Солнце словно застыло в зените – жарило, но тугой бриз освежал и доносил до расположившейся у кромки воды пары, прохладную морось сорванную с веселых волн. Судя по радостным воплям и нечленораздельным угы, гыгы, кууааа – за невысокими развесистыми пальмочками-бонсай, окаймлявшими пляж, резвился на травке ребенок лет трех.
– Вот все у тебя через жопу, прости господи…
– Ну перестань, родная. Посмотри лучше, красота-то какая! – мужчина миролюбиво указал блестящей ластой на красоту.
– Я головастика в воду не пущу! Хрен его знает что там. А ты лезь, глядишь сожрут тебя придурка!
– Да никого там нет, – глубины-то…– он указал себе пониже белого-белого брюха – А если есть, сами от него разбегутся.
– И вообще, что за дурь? – она пожала плечами. – Приглашают в гости, а самим куда-то уходят. Я и провизии не захватила. Сколько еще ждать их? Че жрать-то будем?!
– Ой, я тебя прошу, мать! Я старый космический турист. Есть можно все. Я вон за кустами здоровенный муравейник видел.
– Может они ядовитые?
– Хорошие они, желтенькие такие. Есть и черненьки, они кусачее, но и мясистее.
Она лукаво уставилась на него зелеными, выпуклыми глазами – ну очень красивыми, несмотря на признаки базеды.
– Помнишь как в походе, ты мне их на красапузку ночью насыпал, потом доолга вычесывали, ага…
Он рассмеялся и вдруг очутился подле нее одним ловким прыжком, и обхватил за объемную талию:
– Оближемся?

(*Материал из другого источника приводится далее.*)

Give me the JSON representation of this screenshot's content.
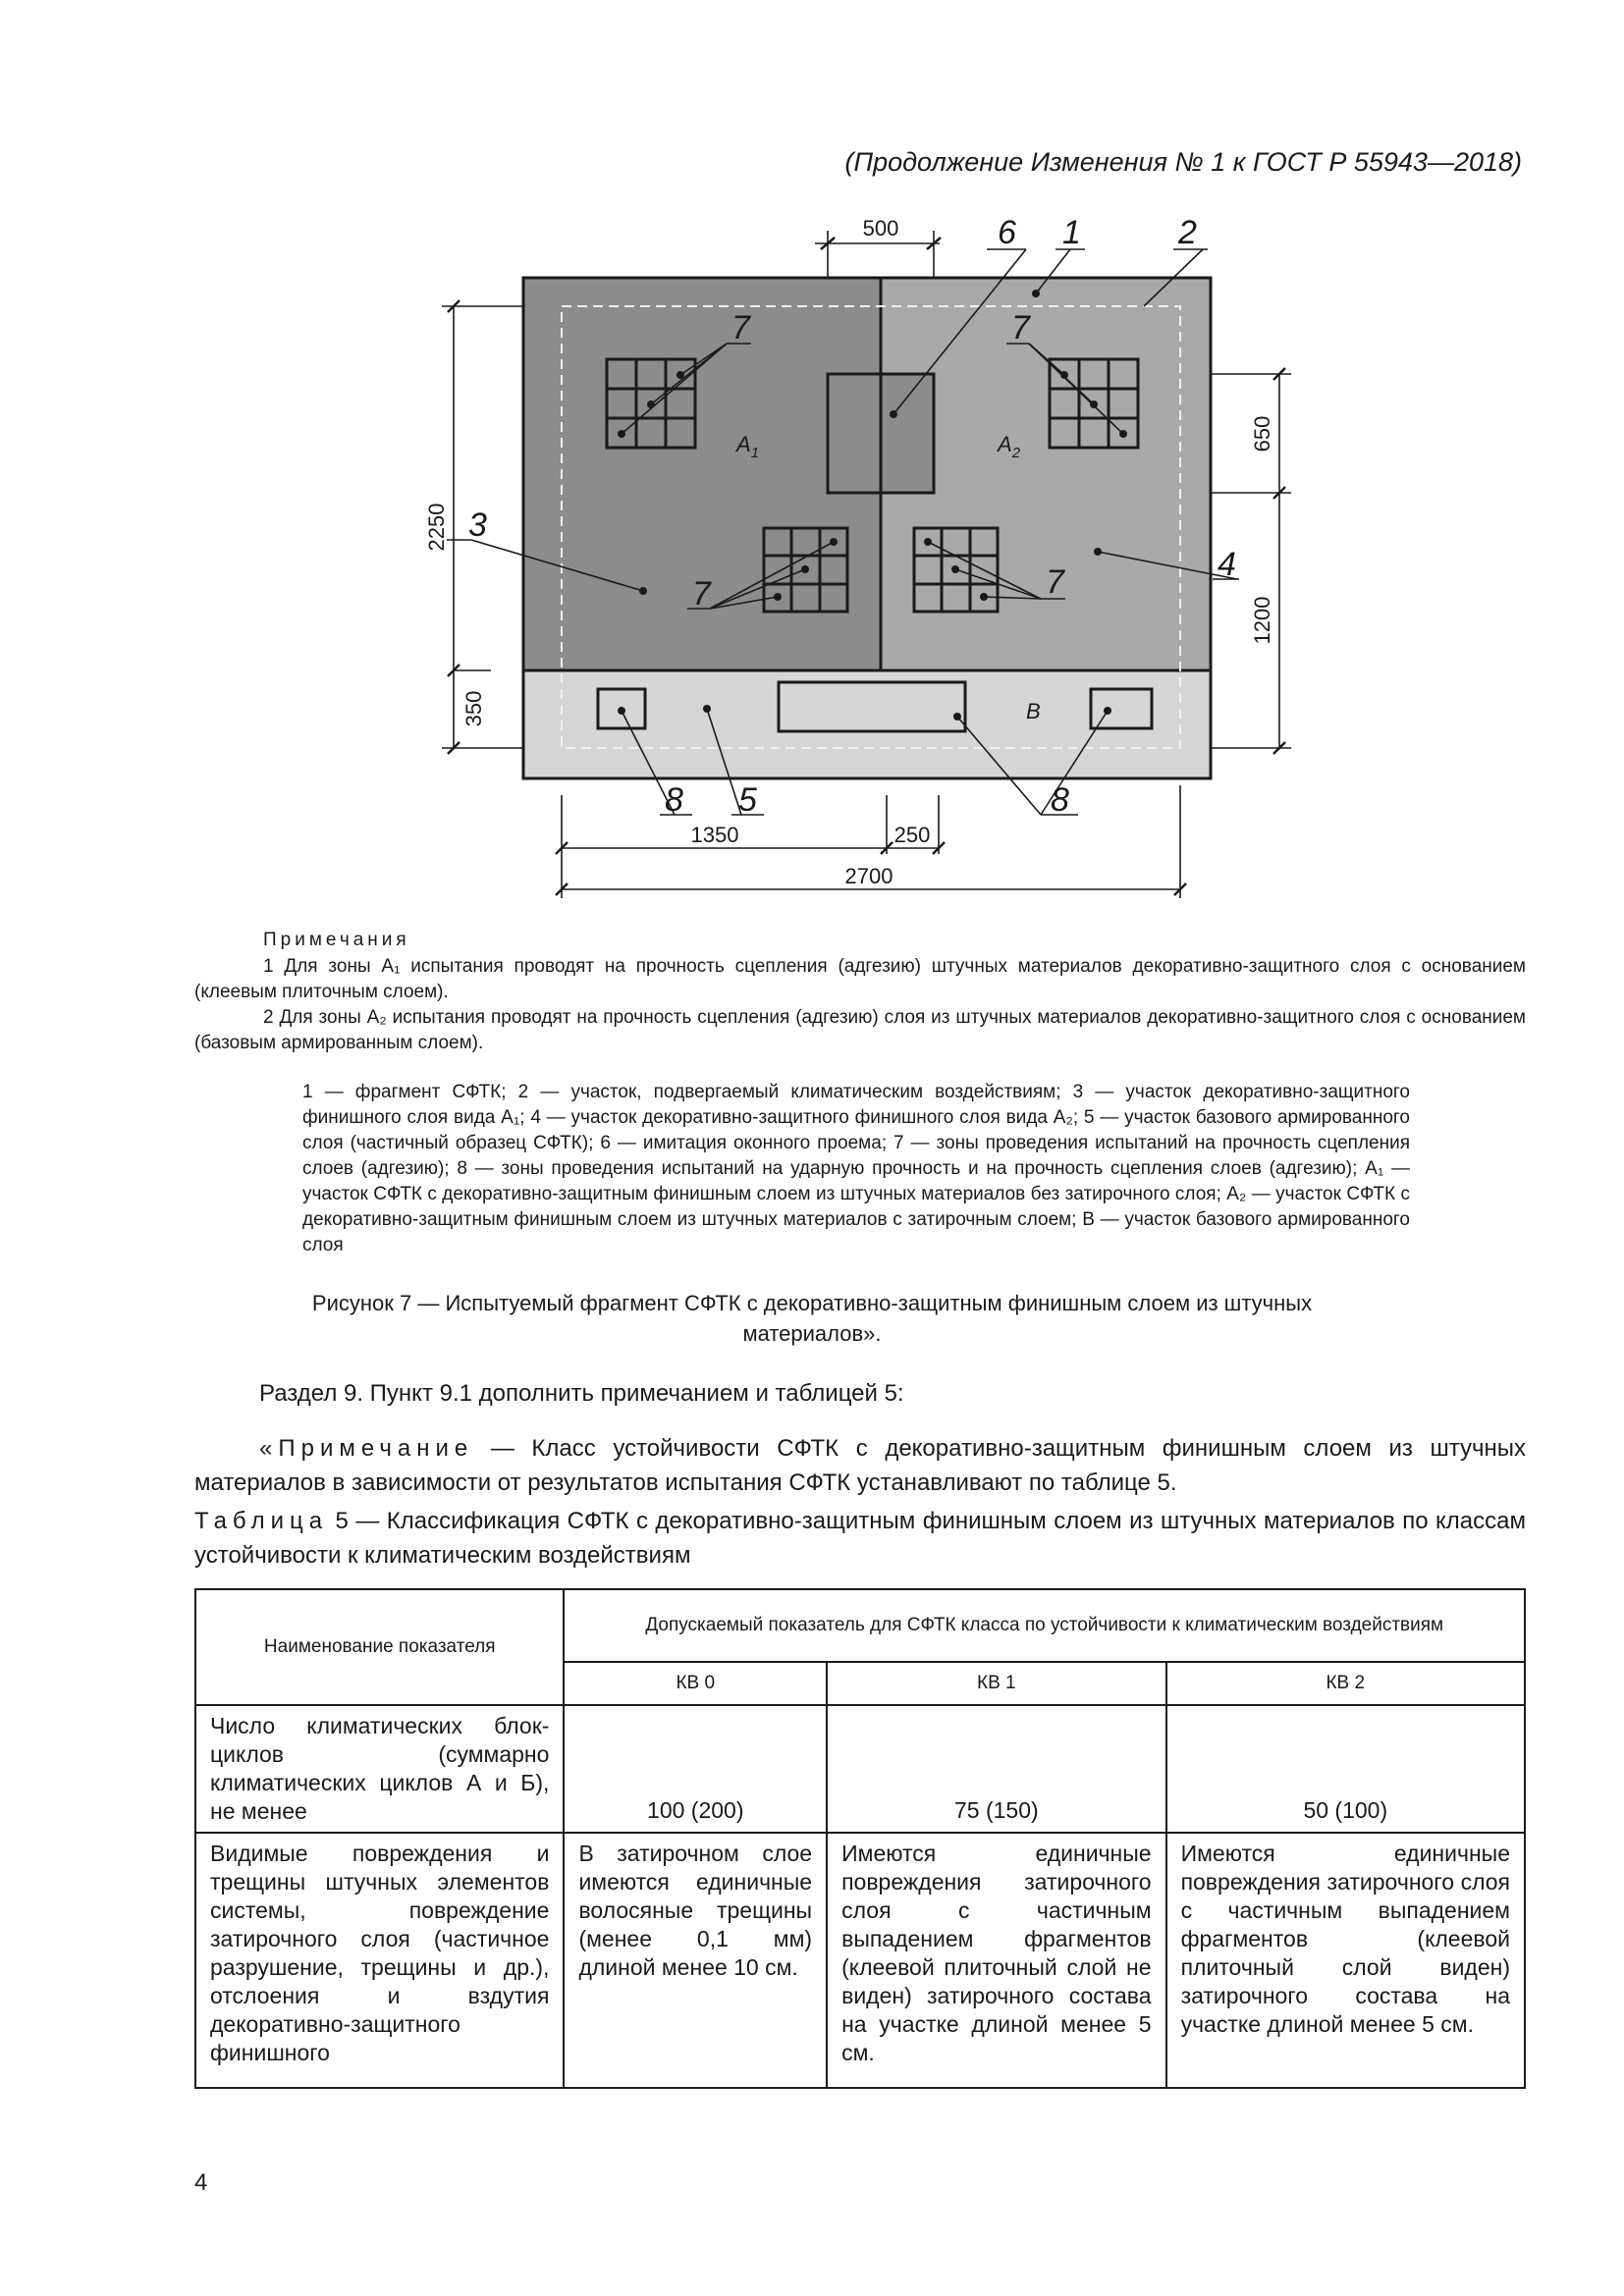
{
  "header": {
    "continuation": "(Продолжение Изменения № 1 к ГОСТ Р 55943—2018)"
  },
  "figure": {
    "dims": {
      "d500": "500",
      "d650": "650",
      "d1200": "1200",
      "d2250": "2250",
      "d350": "350",
      "d1350": "1350",
      "d250": "250",
      "d2700": "2700"
    },
    "callouts": {
      "c1": "1",
      "c2": "2",
      "c3": "3",
      "c4": "4",
      "c5": "5",
      "c6": "6",
      "c7a": "7",
      "c7b": "7",
      "c7c": "7",
      "c7d": "7",
      "c8a": "8",
      "c8b": "8"
    },
    "zones": {
      "a1": "A",
      "a1_sub": "1",
      "a2": "A",
      "a2_sub": "2",
      "b": "B"
    }
  },
  "notes": {
    "title": "Примечания",
    "note1": "1 Для зоны A₁ испытания проводят на прочность сцепления (адгезию) штучных материалов декоративно-защитного слоя с основанием (клеевым плиточным слоем).",
    "note2": "2 Для зоны A₂ испытания проводят на прочность сцепления (адгезию) слоя из штучных материалов декоративно-защитного слоя с основанием (базовым армированным слоем)."
  },
  "legend": "1 — фрагмент СФТК; 2 — участок, подвергаемый климатическим воздействиям; 3 — участок декоративно-защитного финишного слоя вида A₁; 4 — участок декоративно-защитного финишного слоя вида A₂; 5 — участок базового армированного слоя (частичный образец СФТК); 6 — имитация оконного проема; 7 — зоны проведения испытаний на прочность сцепления слоев (адгезию); 8 — зоны проведения испытаний на ударную прочность и на прочность сцепления слоев (адгезию); A₁ — участок СФТК с декоративно-защитным финишным слоем из штучных материалов без затирочного слоя; A₂ — участок СФТК с декоративно-защитным финишным слоем из штучных материалов с затирочным слоем; B — участок базового армированного слоя",
  "caption": "Рисунок 7 — Испытуемый фрагмент СФТК с декоративно-защитным финишным слоем из штучных материалов».",
  "section": "Раздел 9. Пункт 9.1 дополнить примечанием и таблицей 5:",
  "primechanie": {
    "label": "«Примечание",
    "text": " — Класс устойчивости СФТК с декоративно-защитным финишным слоем из штучных материалов в зависимости от результатов испытания СФТК устанавливают по таблице 5."
  },
  "table_caption": {
    "label": "Таблица",
    "text": " 5 — Классификация СФТК с декоративно-защитным финишным слоем из штучных материалов по классам устойчивости к климатическим воздействиям"
  },
  "table": {
    "col_name": "Наименование показателя",
    "col_group": "Допускаемый показатель для СФТК класса по устойчивости к климатическим воздействиям",
    "classes": [
      "КВ 0",
      "КВ 1",
      "КВ 2"
    ],
    "rows": [
      {
        "name": "Число климатических блок-циклов (суммарно климатических циклов А и Б), не менее",
        "values": [
          "100 (200)",
          "75 (150)",
          "50 (100)"
        ]
      },
      {
        "name": "Видимые повреждения и трещины штучных элементов системы, повреждение затирочного слоя (частичное разрушение, трещины и др.), отслоения и вздутия декоративно-защитного финишного",
        "values": [
          "В затирочном слое имеются единичные волосяные трещины (менее 0,1 мм) длиной менее 10 см.",
          "Имеются единичные повреждения затирочного слоя с частичным выпадением фрагментов (клеевой плиточный слой не виден) затирочного состава на участке длиной менее 5 см.",
          "Имеются единичные повреждения затирочного слоя с частичным выпадением фрагментов (клеевой плиточный слой виден) затирочного состава на участке длиной менее 5 см."
        ]
      }
    ]
  },
  "page_number": "4"
}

Ну иди, иди сюда, я те икру-то заделаю…
– Ну нет, нет… – неуверенно освобождалась от цепких объятий. – Ты что?! В гостях же. Сейчас заявятся, а мы тут этажеркой…

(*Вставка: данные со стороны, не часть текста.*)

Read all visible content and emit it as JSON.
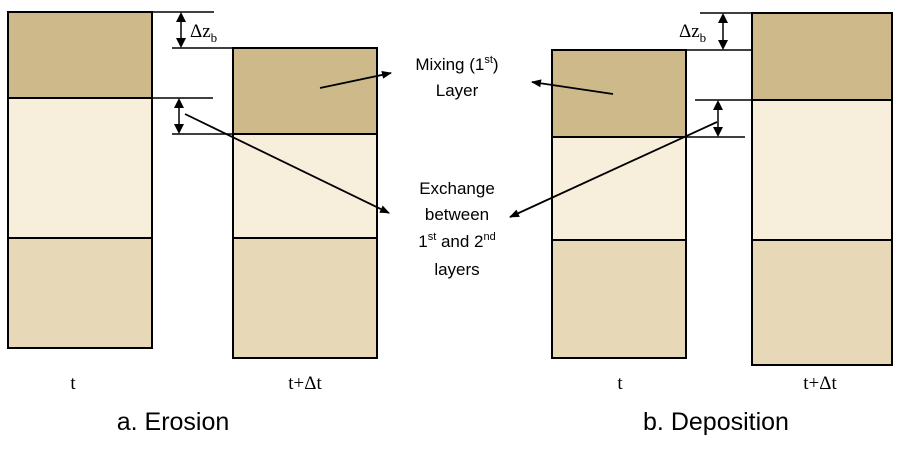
{
  "diagram": {
    "panels": [
      {
        "caption": "a. Erosion",
        "time_before": "t",
        "time_after": "t+Δt"
      },
      {
        "caption": "b. Deposition",
        "time_before": "t",
        "time_after": "t+Δt"
      }
    ],
    "dz_symbol": "Δz",
    "dz_subscript": "b",
    "mixing_label": {
      "line1_prefix": "Mixing (1",
      "line1_sup": "st",
      "line1_suffix": ")",
      "line2": "Layer"
    },
    "exchange_label": {
      "line1": "Exchange",
      "line2": "between",
      "line3_a": "1",
      "line3_sup_a": "st",
      "line3_mid": " and 2",
      "line3_sup_b": "nd",
      "line4": "layers"
    },
    "colors": {
      "mixing_layer": "#CDB98A",
      "exchange_layer": "#F8EEDC",
      "substrate_layer": "#E7D8B8",
      "outline": "#000000"
    }
  }
}
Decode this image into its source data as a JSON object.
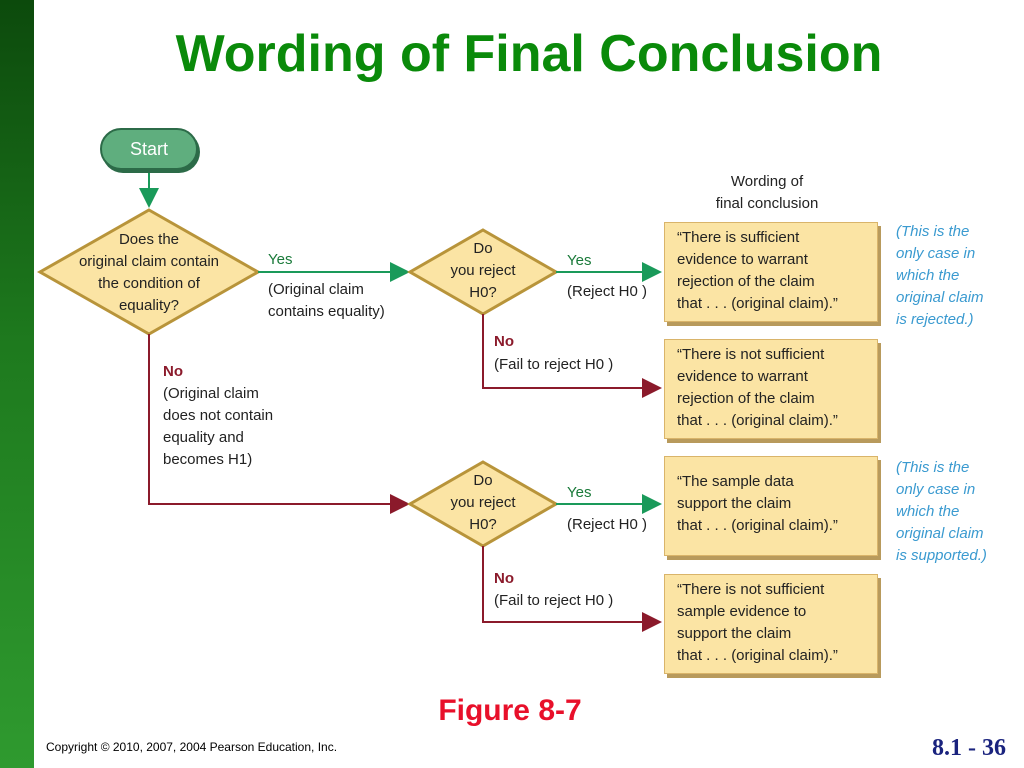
{
  "slide": {
    "title": "Wording of Final Conclusion",
    "figure_caption": "Figure 8-7",
    "copyright": "Copyright © 2010, 2007, 2004 Pearson Education, Inc.",
    "page_number": "8.1 - 36"
  },
  "colors": {
    "title": "#0a8a0a",
    "caption": "#e8102a",
    "box_fill": "#fbe4a4",
    "yes_arrow": "#1a9a5a",
    "no_arrow": "#8b1a2b",
    "note": "#3a9ad0"
  },
  "flowchart": {
    "start_label": "Start",
    "header": [
      "Wording of",
      "final conclusion"
    ],
    "decision_equality": [
      "Does the",
      "original claim contain",
      "the condition of",
      "equality?"
    ],
    "yes_equality_label": "Yes",
    "yes_equality_note": [
      "(Original claim",
      "contains equality)"
    ],
    "no_equality_label": "No",
    "no_equality_note": [
      "(Original claim",
      "does not contain",
      "equality and",
      "becomes H1)"
    ],
    "decision_reject_1": [
      "Do",
      "you reject",
      "H0?"
    ],
    "decision_reject_2": [
      "Do",
      "you reject",
      "H0?"
    ],
    "yes_reject_1_label": "Yes",
    "yes_reject_1_note": "(Reject H0 )",
    "no_reject_1_label": "No",
    "no_reject_1_note": "(Fail to reject H0 )",
    "yes_reject_2_label": "Yes",
    "yes_reject_2_note": "(Reject H0 )",
    "no_reject_2_label": "No",
    "no_reject_2_note": "(Fail to reject H0 )",
    "conclusion_1": [
      "“There is sufficient",
      "evidence to warrant",
      "rejection of the claim",
      "that . . . (original claim).”"
    ],
    "conclusion_2": [
      "“There is not sufficient",
      "evidence to warrant",
      "rejection of the claim",
      "that . . . (original claim).”"
    ],
    "conclusion_3": [
      "“The sample data",
      "support the claim",
      "that . . . (original claim).”"
    ],
    "conclusion_4": [
      "“There is not sufficient",
      "sample evidence to",
      "support the claim",
      "that . . . (original claim).”"
    ],
    "note_rejected": [
      "(This is the",
      "only case in",
      "which the",
      "original claim",
      "is rejected.)"
    ],
    "note_supported": [
      "(This is the",
      "only case in",
      "which the",
      "original claim",
      "is supported.)"
    ]
  }
}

Раздался пронзительный рев. Подпрыгивая и покачиваясь, спешил к ним неся на отлете руку, плача и слизывая с губ и ноздрей красное, малыш.
– Аа! – взвизгнула мать. – Ты чего уже нажрался?! Где?! Что болит?!
Покрутила его как кулек и схватился за руку.
– Поцарапал ручку. Бо-бо, бо-бо. Дай я подую.
Она прижала ребенка к себе и немедля накинулась на мужа.
– А ты куда смотришь?! Чего он наелся?! Ты знаешь?! Гостит, гости… Чтоб ты красапузкой дряблой накрылся, мудак холодный!
– Да мурашей, чего еще! Не истери, вон глянь! – мужчина высмотрел нескольких одиноких, неловко спешащих удрать муравьев, и кинул в рот. В пасти нежно захрустело и губы заблестели. – Сладко-кисленькие суки. Прям конфетки.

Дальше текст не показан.